Camping Tips

How to Make Tasty Coffee While Camping

Mmmmm… Coffee in the cool mountain air. It’s the stuff that American mythology and John Steinbeck novels are made of. For serious campers and backpackers, it’s also one of the staples of city life that they don’t mind bringing along with them when they’re roughing it.

However, unlike the coffee that’s made at home, camp coffee presents the camper with some challenges. For one thing, unless you’re camping in an RV or at a spot that offers an electrical outlet, heated water can be an issue.

The other challenge you may face is one of machinery. That is to say if you like espressos or Americanos – basically, any coffee drink that requires pressurized espresso – you may have to MacGyver your morning coffee routine a bit.

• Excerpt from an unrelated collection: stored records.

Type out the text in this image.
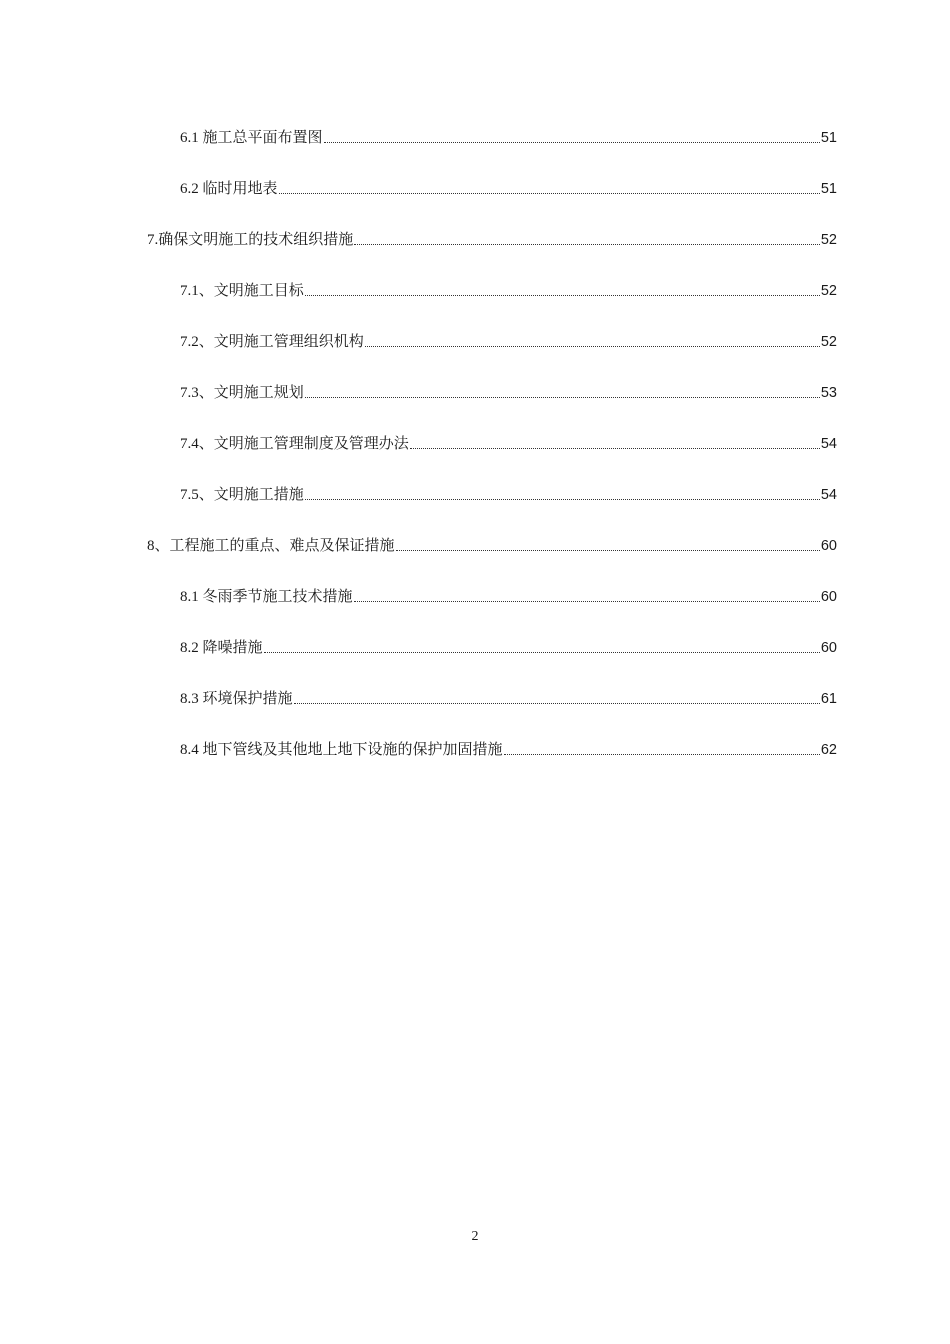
6.1 施工总平面布置图	51
6.2 临时用地表	51
7.确保文明施工的技术组织措施	52
7.1、文明施工目标	52
7.2、文明施工管理组织机构	52
7.3、文明施工规划	53
7.4、文明施工管理制度及管理办法	54
7.5、文明施工措施	54
8、工程施工的重点、难点及保证措施	60
8.1 冬雨季节施工技术措施	60
8.2 降噪措施	60
8.3 环境保护措施	61
8.4 地下管线及其他地上地下设施的保护加固措施	62
2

Fortunately, there are now a number of coffee-making options that make making coffee sans coffeemaker a lot easier.


Camp coffee is much easier to make if you do some prep ahead of time. Additionally, if you create a tote that holds all of your coffee supplies, you’ll have an easier time once you’re at your camp site.

Here’s a list of the supplies you’ll need:

  • Coffee: You can bring beans or pre-ground coffee grounds, depending on your preference and your camping circumstances.
  • Hand-crank coffee grinder: This is the unplugged version of your favorite kitchen grinder. If you’re RV or car camping, then you’ll have the option to use an electric grinder, too. However, carrying a hand-cranked grinder with you gives you coffee-grinding options no matter where you are.
  • Creamer: Half-and-Half, non-dairy cream, or milk of choice, plus your favorite sweetener.
  • A camp stove or fire wood
  • Your travel coffee maker of choice: There’s a list of different types of coffee makers that are suitable for camping below.

Finally, if you plan to backpack, then space and weight will be an issue. That being the case, we advise you to pre-grind your coffee if you can. That opens up room in your pack for other items.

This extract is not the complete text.